4iG notes that the transaction announced on the Budapest Stock Exchange is of particular importance in the history of Hungarian telecommunications in various respects. The national group created by the merger of fixed and mobile telecoms portfolios of 4iG Group and Vodafone Hungary will reopen the market in numerous service areas and strengthen its role in offering convergent telecoms services.
The deal fits into a pattern of expanding state ownership in the economy under the 12-year rule of Viktor Orban, Hungaria’s prime minister, while helping businesses close to the premier acquire prized assets, which have included businesses in the banking, insurance, energy, aviation, telecommunications and media industries, according to Bloomberg.

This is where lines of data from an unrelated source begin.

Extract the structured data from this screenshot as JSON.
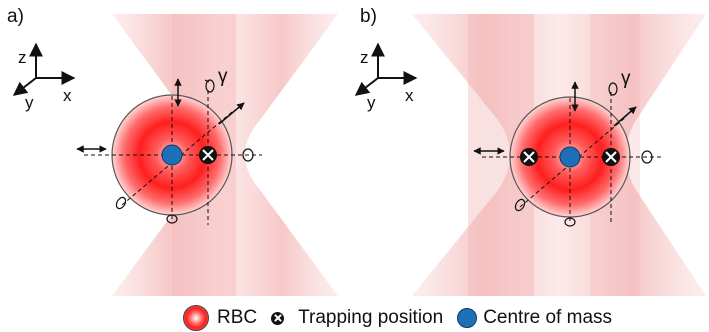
{
  "panels": [
    {
      "label": "a)",
      "rotation_label": "γ",
      "axes": {
        "z": "z",
        "x": "x",
        "y": "y"
      }
    },
    {
      "label": "b)",
      "rotation_label": "γ",
      "axes": {
        "z": "z",
        "x": "x",
        "y": "y"
      }
    }
  ],
  "legend": {
    "rbc": "RBC",
    "trapping": "Trapping position",
    "com": "Centre of mass"
  },
  "colors": {
    "beam": "#f7c9c9",
    "rbc_center": "#ff1a1a",
    "centre_of_mass": "#1d6fb8",
    "trap": "#111111"
  }
}
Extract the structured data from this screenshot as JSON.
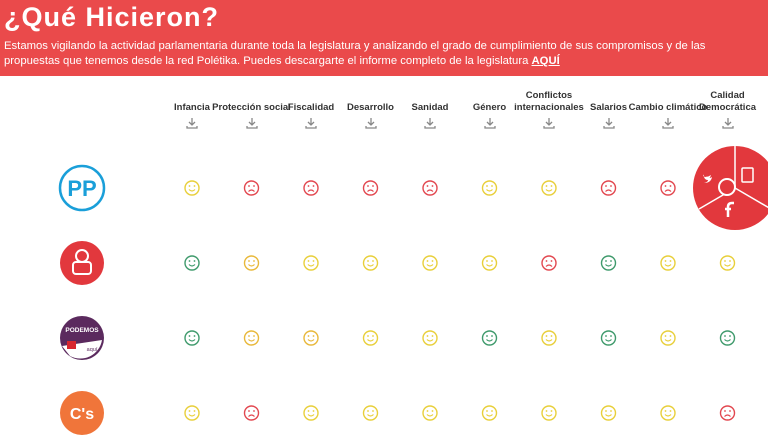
{
  "header": {
    "title": "¿Qué Hicieron?",
    "description": "Estamos vigilando la actividad parlamentaria durante toda la legislatura y analizando el grado de cumplimiento de sus compromisos y de las propuestas que tenemos desde la red Polétika. Puedes descargarte el informe completo de la legislatura",
    "link": "AQUÍ"
  },
  "table": {
    "columns": [
      "Infancia",
      "Protección social",
      "Fiscalidad",
      "Desarrollo",
      "Sanidad",
      "Género",
      "Conflictos internacionales",
      "Salarios",
      "Cambio climático",
      "Calidad Democrática"
    ],
    "rows": [
      {
        "logo": "PP",
        "faces": [
          "#e8cf3a",
          "#e2474f",
          "#e2474f",
          "#e2474f",
          "#e2474f",
          "#e8cf3a",
          "#e8cf3a",
          "#e2474f",
          "#e2474f",
          null
        ]
      },
      {
        "logo": "",
        "faces": [
          "#3f9a6c",
          "#e8b83a",
          "#e8cf3a",
          "#e8cf3a",
          "#e8cf3a",
          "#e8cf3a",
          "#e2474f",
          "#3f9a6c",
          "#e8cf3a",
          "#e8cf3a"
        ]
      },
      {
        "logo": "PODEMOS",
        "logo_sub": "aquí",
        "faces": [
          "#3f9a6c",
          "#e8b83a",
          "#e8b83a",
          "#e8cf3a",
          "#e8cf3a",
          "#3f9a6c",
          "#e8cf3a",
          "#3f9a6c",
          "#e8cf3a",
          "#3f9a6c"
        ]
      },
      {
        "logo": "C's",
        "faces": [
          "#e8cf3a",
          "#e2474f",
          "#e8cf3a",
          "#e8cf3a",
          "#e8cf3a",
          "#e8cf3a",
          "#e8cf3a",
          "#e8cf3a",
          "#e8cf3a",
          "#e2474f"
        ]
      }
    ]
  }
}
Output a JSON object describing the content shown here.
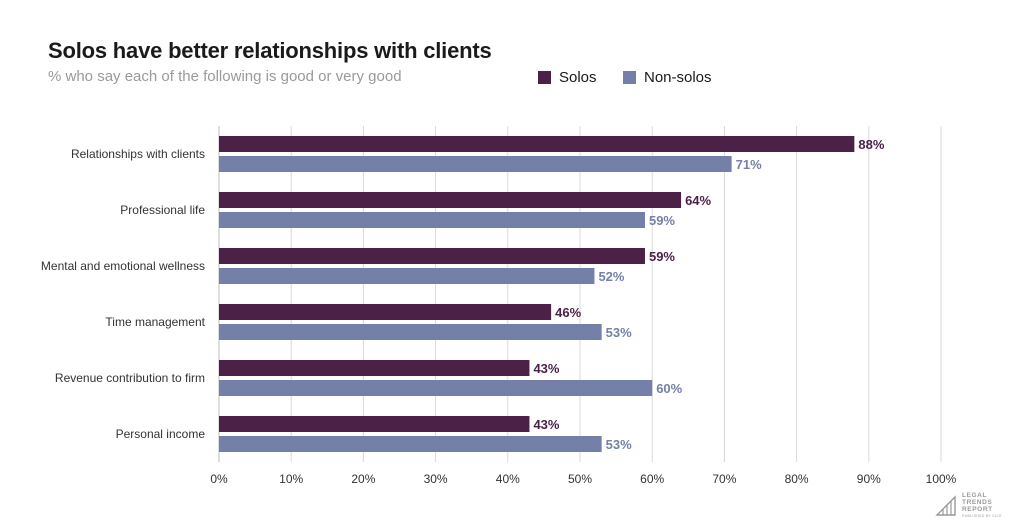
{
  "header": {
    "title": "Solos have better relationships with clients",
    "subtitle": "% who say each of the following is good or very good"
  },
  "colors": {
    "solos": "#4b2148",
    "non_solos": "#7580a8",
    "grid": "#d9d9d9",
    "axis_text": "#333333"
  },
  "logo": {
    "line1": "LEGAL",
    "line2": "TRENDS",
    "line3": "REPORT",
    "line4": "PUBLISHED BY CLIO"
  },
  "chart_data": {
    "type": "bar",
    "orientation": "horizontal",
    "title": "Solos have better relationships with clients",
    "subtitle": "% who say each of the following is good or very good",
    "categories": [
      "Relationships with clients",
      "Professional life",
      "Mental and emotional wellness",
      "Time management",
      "Revenue contribution to firm",
      "Personal income"
    ],
    "series": [
      {
        "name": "Solos",
        "values": [
          88,
          64,
          59,
          46,
          43,
          43
        ],
        "labels": [
          "88%",
          "64%",
          "59%",
          "46%",
          "43%",
          "43%"
        ]
      },
      {
        "name": "Non-solos",
        "values": [
          71,
          59,
          52,
          53,
          60,
          53
        ],
        "labels": [
          "71%",
          "59%",
          "52%",
          "53%",
          "60%",
          "53%"
        ]
      }
    ],
    "xlim": [
      0,
      100
    ],
    "xticks": [
      "0%",
      "10%",
      "20%",
      "30%",
      "40%",
      "50%",
      "60%",
      "70%",
      "80%",
      "90%",
      "100%"
    ],
    "grid": true,
    "legend": "top-right"
  }
}
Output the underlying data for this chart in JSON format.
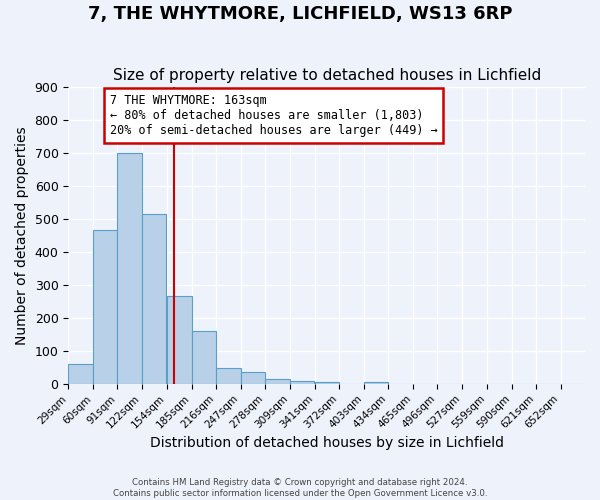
{
  "title": "7, THE WHYTMORE, LICHFIELD, WS13 6RP",
  "subtitle": "Size of property relative to detached houses in Lichfield",
  "xlabel": "Distribution of detached houses by size in Lichfield",
  "ylabel": "Number of detached properties",
  "bin_labels": [
    "29sqm",
    "60sqm",
    "91sqm",
    "122sqm",
    "154sqm",
    "185sqm",
    "216sqm",
    "247sqm",
    "278sqm",
    "309sqm",
    "341sqm",
    "372sqm",
    "403sqm",
    "434sqm",
    "465sqm",
    "496sqm",
    "527sqm",
    "559sqm",
    "590sqm",
    "621sqm",
    "652sqm"
  ],
  "bin_edges": [
    29,
    60,
    91,
    122,
    154,
    185,
    216,
    247,
    278,
    309,
    341,
    372,
    403,
    434,
    465,
    496,
    527,
    559,
    590,
    621,
    652,
    683
  ],
  "bar_heights": [
    60,
    467,
    700,
    515,
    265,
    160,
    47,
    35,
    15,
    10,
    5,
    0,
    5,
    0,
    0,
    0,
    0,
    0,
    0,
    0,
    0
  ],
  "bar_color": "#b8d0e8",
  "bar_edge_color": "#5a9fc8",
  "background_color": "#eef2fb",
  "grid_color": "#ffffff",
  "vline_x": 163,
  "vline_color": "#cc0000",
  "annotation_box_text": "7 THE WHYTMORE: 163sqm\n← 80% of detached houses are smaller (1,803)\n20% of semi-detached houses are larger (449) →",
  "annotation_box_color": "#cc0000",
  "ylim": [
    0,
    900
  ],
  "yticks": [
    0,
    100,
    200,
    300,
    400,
    500,
    600,
    700,
    800,
    900
  ],
  "footer_line1": "Contains HM Land Registry data © Crown copyright and database right 2024.",
  "footer_line2": "Contains public sector information licensed under the Open Government Licence v3.0.",
  "title_fontsize": 13,
  "subtitle_fontsize": 11,
  "xlabel_fontsize": 10,
  "ylabel_fontsize": 10
}
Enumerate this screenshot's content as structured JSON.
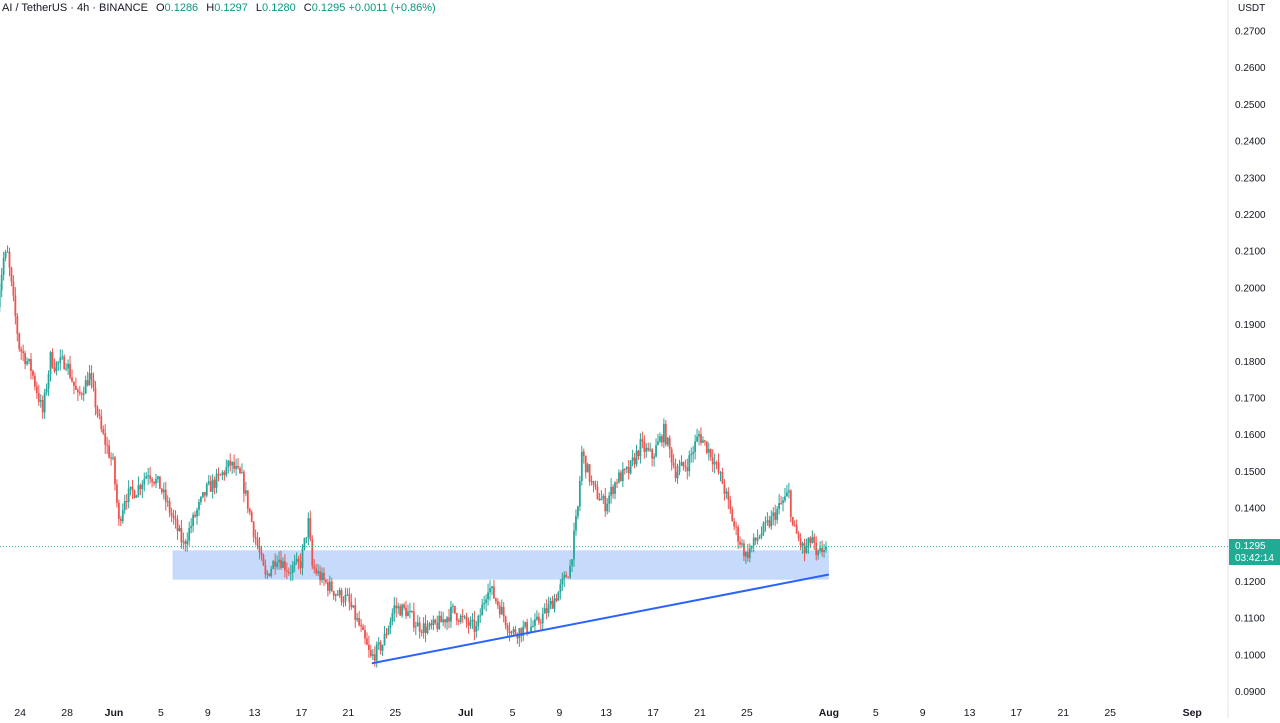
{
  "legend": {
    "symbol": "AI / TetherUS · 4h · BINANCE",
    "open_label": "O",
    "open": "0.1286",
    "high_label": "H",
    "high": "0.1297",
    "low_label": "L",
    "low": "0.1280",
    "close_label": "C",
    "close": "0.1295",
    "change": "+0.0011 (+0.86%)"
  },
  "price_scale": {
    "currency": "USDT",
    "last_price": "0.1295",
    "countdown": "03:42:14"
  },
  "colors": {
    "up": "#26a69a",
    "down": "#ef5350",
    "zone": "#bcd4fb",
    "trendline": "#2962ff",
    "last_price_tag": "#22ab94"
  },
  "chart_data": {
    "type": "candlestick",
    "symbol": "AI / TetherUS",
    "interval": "4h",
    "exchange": "BINANCE",
    "ylim": [
      0.09,
      0.275
    ],
    "y_ticks": [
      "0.2700",
      "0.2600",
      "0.2500",
      "0.2400",
      "0.2300",
      "0.2200",
      "0.2100",
      "0.2000",
      "0.1900",
      "0.1800",
      "0.1700",
      "0.1600",
      "0.1500",
      "0.1400",
      "0.1300",
      "0.1200",
      "0.1100",
      "0.1000",
      "0.0900"
    ],
    "x_ticks": [
      {
        "label": "24",
        "date": "2024-05-24"
      },
      {
        "label": "28",
        "date": "2024-05-28"
      },
      {
        "label": "Jun",
        "date": "2024-06-01"
      },
      {
        "label": "5",
        "date": "2024-06-05"
      },
      {
        "label": "9",
        "date": "2024-06-09"
      },
      {
        "label": "13",
        "date": "2024-06-13"
      },
      {
        "label": "17",
        "date": "2024-06-17"
      },
      {
        "label": "21",
        "date": "2024-06-21"
      },
      {
        "label": "25",
        "date": "2024-06-25"
      },
      {
        "label": "Jul",
        "date": "2024-07-01"
      },
      {
        "label": "5",
        "date": "2024-07-05"
      },
      {
        "label": "9",
        "date": "2024-07-09"
      },
      {
        "label": "13",
        "date": "2024-07-13"
      },
      {
        "label": "17",
        "date": "2024-07-17"
      },
      {
        "label": "21",
        "date": "2024-07-21"
      },
      {
        "label": "25",
        "date": "2024-07-25"
      },
      {
        "label": "Aug",
        "date": "2024-08-01"
      },
      {
        "label": "5",
        "date": "2024-08-05"
      },
      {
        "label": "9",
        "date": "2024-08-09"
      },
      {
        "label": "13",
        "date": "2024-08-13"
      },
      {
        "label": "17",
        "date": "2024-08-17"
      },
      {
        "label": "21",
        "date": "2024-08-21"
      },
      {
        "label": "25",
        "date": "2024-08-25"
      },
      {
        "label": "Sep",
        "date": "2024-09-01"
      }
    ],
    "price_path": [
      {
        "date": "2024-05-22",
        "price": 0.193
      },
      {
        "date": "2024-05-22T16:00",
        "price": 0.208
      },
      {
        "date": "2024-05-23",
        "price": 0.209
      },
      {
        "date": "2024-05-23T16:00",
        "price": 0.192
      },
      {
        "date": "2024-05-24",
        "price": 0.184
      },
      {
        "date": "2024-05-25",
        "price": 0.178
      },
      {
        "date": "2024-05-26",
        "price": 0.166
      },
      {
        "date": "2024-05-26T16:00",
        "price": 0.181
      },
      {
        "date": "2024-05-27",
        "price": 0.179
      },
      {
        "date": "2024-05-28",
        "price": 0.18
      },
      {
        "date": "2024-05-29",
        "price": 0.17
      },
      {
        "date": "2024-05-30",
        "price": 0.176
      },
      {
        "date": "2024-05-31",
        "price": 0.161
      },
      {
        "date": "2024-06-01",
        "price": 0.152
      },
      {
        "date": "2024-06-01T12:00",
        "price": 0.136
      },
      {
        "date": "2024-06-02",
        "price": 0.143
      },
      {
        "date": "2024-06-03",
        "price": 0.145
      },
      {
        "date": "2024-06-04",
        "price": 0.15
      },
      {
        "date": "2024-06-05",
        "price": 0.146
      },
      {
        "date": "2024-06-06",
        "price": 0.138
      },
      {
        "date": "2024-06-07",
        "price": 0.13
      },
      {
        "date": "2024-06-08",
        "price": 0.138
      },
      {
        "date": "2024-06-09",
        "price": 0.145
      },
      {
        "date": "2024-06-10",
        "price": 0.148
      },
      {
        "date": "2024-06-11",
        "price": 0.152
      },
      {
        "date": "2024-06-12",
        "price": 0.148
      },
      {
        "date": "2024-06-13",
        "price": 0.134
      },
      {
        "date": "2024-06-14",
        "price": 0.121
      },
      {
        "date": "2024-06-15",
        "price": 0.127
      },
      {
        "date": "2024-06-16",
        "price": 0.123
      },
      {
        "date": "2024-06-17",
        "price": 0.125
      },
      {
        "date": "2024-06-17T16:00",
        "price": 0.136
      },
      {
        "date": "2024-06-18",
        "price": 0.124
      },
      {
        "date": "2024-06-19",
        "price": 0.12
      },
      {
        "date": "2024-06-20",
        "price": 0.117
      },
      {
        "date": "2024-06-21",
        "price": 0.115
      },
      {
        "date": "2024-06-22",
        "price": 0.108
      },
      {
        "date": "2024-06-23",
        "price": 0.099
      },
      {
        "date": "2024-06-24",
        "price": 0.103
      },
      {
        "date": "2024-06-25",
        "price": 0.113
      },
      {
        "date": "2024-06-26",
        "price": 0.112
      },
      {
        "date": "2024-06-27",
        "price": 0.108
      },
      {
        "date": "2024-06-28",
        "price": 0.107
      },
      {
        "date": "2024-06-29",
        "price": 0.109
      },
      {
        "date": "2024-06-30",
        "price": 0.112
      },
      {
        "date": "2024-07-01",
        "price": 0.109
      },
      {
        "date": "2024-07-02",
        "price": 0.107
      },
      {
        "date": "2024-07-03",
        "price": 0.119
      },
      {
        "date": "2024-07-04",
        "price": 0.113
      },
      {
        "date": "2024-07-05",
        "price": 0.106
      },
      {
        "date": "2024-07-06",
        "price": 0.107
      },
      {
        "date": "2024-07-07",
        "price": 0.108
      },
      {
        "date": "2024-07-08",
        "price": 0.112
      },
      {
        "date": "2024-07-09",
        "price": 0.117
      },
      {
        "date": "2024-07-10",
        "price": 0.124
      },
      {
        "date": "2024-07-10T16:00",
        "price": 0.14
      },
      {
        "date": "2024-07-11",
        "price": 0.155
      },
      {
        "date": "2024-07-12",
        "price": 0.145
      },
      {
        "date": "2024-07-13",
        "price": 0.141
      },
      {
        "date": "2024-07-14",
        "price": 0.148
      },
      {
        "date": "2024-07-15",
        "price": 0.15
      },
      {
        "date": "2024-07-16",
        "price": 0.157
      },
      {
        "date": "2024-07-17",
        "price": 0.154
      },
      {
        "date": "2024-07-18",
        "price": 0.161
      },
      {
        "date": "2024-07-19",
        "price": 0.15
      },
      {
        "date": "2024-07-20",
        "price": 0.152
      },
      {
        "date": "2024-07-21",
        "price": 0.16
      },
      {
        "date": "2024-07-22",
        "price": 0.155
      },
      {
        "date": "2024-07-23",
        "price": 0.147
      },
      {
        "date": "2024-07-24",
        "price": 0.135
      },
      {
        "date": "2024-07-25",
        "price": 0.127
      },
      {
        "date": "2024-07-26",
        "price": 0.132
      },
      {
        "date": "2024-07-27",
        "price": 0.136
      },
      {
        "date": "2024-07-28",
        "price": 0.141
      },
      {
        "date": "2024-07-28T16:00",
        "price": 0.144
      },
      {
        "date": "2024-07-29",
        "price": 0.135
      },
      {
        "date": "2024-07-30",
        "price": 0.128
      },
      {
        "date": "2024-07-30T16:00",
        "price": 0.132
      },
      {
        "date": "2024-07-31",
        "price": 0.126
      },
      {
        "date": "2024-07-31T16:00",
        "price": 0.1295
      }
    ],
    "support_zone": {
      "from": "2024-06-06",
      "to": "2024-08-01",
      "price_low": 0.1205,
      "price_high": 0.1285
    },
    "trendline": {
      "from": {
        "date": "2024-06-23",
        "price": 0.0977
      },
      "to": {
        "date": "2024-08-01",
        "price": 0.1219
      }
    },
    "last_price": 0.1295
  }
}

Vodafone is the leading mobile network in Hungary in terms of voice and data reliability, with 800,000 fixed line customers and 3 million mobile customers. Following the closing of the transaction, the combined portfolio of 4iG Group (DigiMobil) and Vodafone will be the second largest in the mobile voice and internet services market, which is the largest revenue generator. 4iG will secure market leader position in fixed line internet services and will also become market leader in the TV broadcasting market.
“This combination establishes a scaled converged operator across mobile and fixed communications and supports the Hungarian government’s goal of creating a national Information and Communications Technology champion,” said Margherita Della Valle, interim chief executive of Vodafone Group. “The combined entity will increase competition and accelerate investment in the ongoing digitalisation of Hungary.”
“The acquisition of Vodafone Hungary opens a new chapter in the Hungarian telecommunications market,” said Gellért Jászai, chairman of 4iG Nyrt. “It is the first info-communications group in almost thirty years that can operate as a Hungarian majority-owned convergent operator. The strategic cooperation between the Hungarian state and 4iG in this transaction will not only transform the market but also improve competitiveness and accelerate the digital transformation of the economy.”
The government plans to label the assets as strategically important, said Marton Nagy, the economic development minister, in a statement. That means the purchase will not face regulatory scrutiny.
After almost three decades of global expansion riding the proliferation of wireless services, Vodafone has retrenched, selling some of its assets and focusing on core markets in Europe and Africa. Vodafone intends to use the proceeds from the sale to pay down existing debt. The company is also in the process of looking for a new chief executive after the board grew unhappy with the progress made by Nick Read, who failed to grow the group or pull off the right deals to consolidate a fragmented European telecoms market. Mr Read, before leaving Vodafone, issued a warning over job losses and price hikes for customers as the company trimmed its profit guidance range for the full-year and posted a 3 percent drop in interim earnings.